La nouvelle coqueluche des Français méritait bien un livre. La biographie de Marc Endeweld est un outil parfait pour découvrir comment on devient Emmanuel Macron, le petit insolent surdoué qui adore exaspérer la vieille gauche. « Macron, comment vous dire ? Ras-le-bol ! », fulminait Martine Aubry au moment où le ministre de l’Economie annonçait qu’il penchait pour l’assouplissement des lois sur le travail dominical. L’opinion est loin de partager ce dédain agacé, puisque elle le plaçait en janvier dernier en tête des potentiels candidats de gauche pour l’Elysée.

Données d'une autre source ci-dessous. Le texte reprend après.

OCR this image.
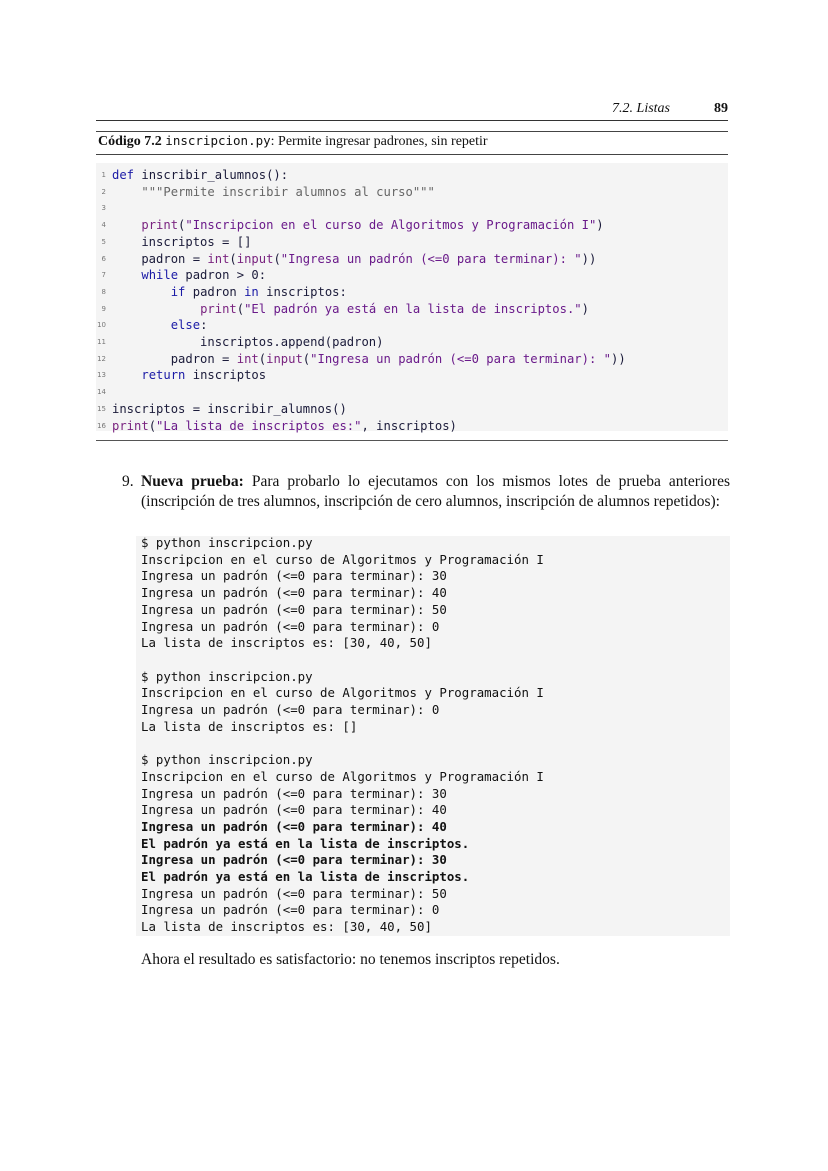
7.2. Listas	89
Código 7.2 inscripcion.py: Permite ingresar padrones, sin repetir
1 def inscribir_alumnos():
2	"""Permite inscribir alumnos al curso"""
3
4	print("Inscripcion en el curso de Algoritmos y Programación I")
5 inscriptos = []
6 padron = int(input("Ingresa un padrón (<=0 para terminar): "))
7	while padron > 0:
8	if padron in inscriptos:
9	print("El padrón ya está en la lista de inscriptos.")
10	else:
11 inscriptos.append(padron)
12 padron = int(input("Ingresa un padrón (<=0 para terminar): "))
13	return inscriptos
14
15 inscriptos = inscribir_alumnos()
16 print("La lista de inscriptos es:", inscriptos)
9. Nueva prueba: Para probarlo lo ejecutamos con los mismos lotes de prueba anteriores (inscripción de tres alumnos, inscripción de cero alumnos, inscripción de alumnos repetidos):
$ python inscripcion.py
Inscripcion en el curso de Algoritmos y Programación I
Ingresa un padrón (<=0 para terminar): 30
Ingresa un padrón (<=0 para terminar): 40
Ingresa un padrón (<=0 para terminar): 50
Ingresa un padrón (<=0 para terminar): 0
La lista de inscriptos es: [30, 40, 50]
$ python inscripcion.py
Inscripcion en el curso de Algoritmos y Programación I
Ingresa un padrón (<=0 para terminar): 0
La lista de inscriptos es: []
$ python inscripcion.py
Inscripcion en el curso de Algoritmos y Programación I
Ingresa un padrón (<=0 para terminar): 30
Ingresa un padrón (<=0 para terminar): 40
Ingresa un padrón (<=0 para terminar): 40
El padrón ya está en la lista de inscriptos.
Ingresa un padrón (<=0 para terminar): 30
El padrón ya está en la lista de inscriptos.
Ingresa un padrón (<=0 para terminar): 50
Ingresa un padrón (<=0 para terminar): 0
La lista de inscriptos es: [30, 40, 50]
Ahora el resultado es satisfactorio: no tenemos inscriptos repetidos.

« Ce qui m’intéresse, déclarait-il en juillet 2015, c’est une ouverture, une modernisation, une transformation idéologique de la gauche ». Le succès de cet homme tient à sa liberté d’esprit et à sa volonté explicite de faire bouger les lignes sur tous les sujets tabous, qu’il s’agisse des 35 heures, du contrat unique de travail, ou du statut des fonctionnaires. Son biographe montre comment, dans sa vie personnelle, ce fluet à la tête d’enfant de chœur a fait preuve d’une semblable ténacité tranquille, assumant ses convictions et ses choix sans craindre de choquer. Issu d’une famille de la bourgeoisie d’Amiens – un couple de médecins – il est très vite armé pour la réussite : lauréat du concours général à 16 ans et troisième prix de Conservatoire de piano. En première, il se rêve écrivain et subjugue par son talent d’écriture ses camarades et sa prof de français. Mariée, trois enfants, elle a 36 ans et lui 17. Ils tombent amoureux et vivent encore ensemble aujourd’hui.
Khâgneux, énarque, inspecteur des finances, il a été banquier d’affaires quatre ans chez Rothschild avant d’être nommé secrétaire général adjoint à l’Elysée où il a fini par passer pour l’homme qui dirigeait la France. Ministre de l’Economie à 36 ans, cet ambitieux qu’Endelweld qualifie d’ambigu a gagné ses galons en s’attaquant avec succès au redouté Henri Proglio et en continuant d’affirmer sereinement des convictions jugées scandaleusement droitières par ses petits camarades. Il est vite devenu aux yeux des médias le rival de Manuel Valls dans l’opinion, au point d’être désormais entouré d’un comité de soutien très actif. Ce qui ne l’empêche pas d’afficher une lucidité têtue, selon cette biographie bourrée d’anecdotes. Quand l’un de ses amis l’appelle – « Tu es à Paris ? » – il rétorque : « Non, je suis à Saint-Germain-des-Prés ». Il n’est pas du genre à se laisser impressionner. Quand François Hollande l’a prié d’entrer au gouvernement, il a posé une condition : «Je pourrai faire des réformes ? »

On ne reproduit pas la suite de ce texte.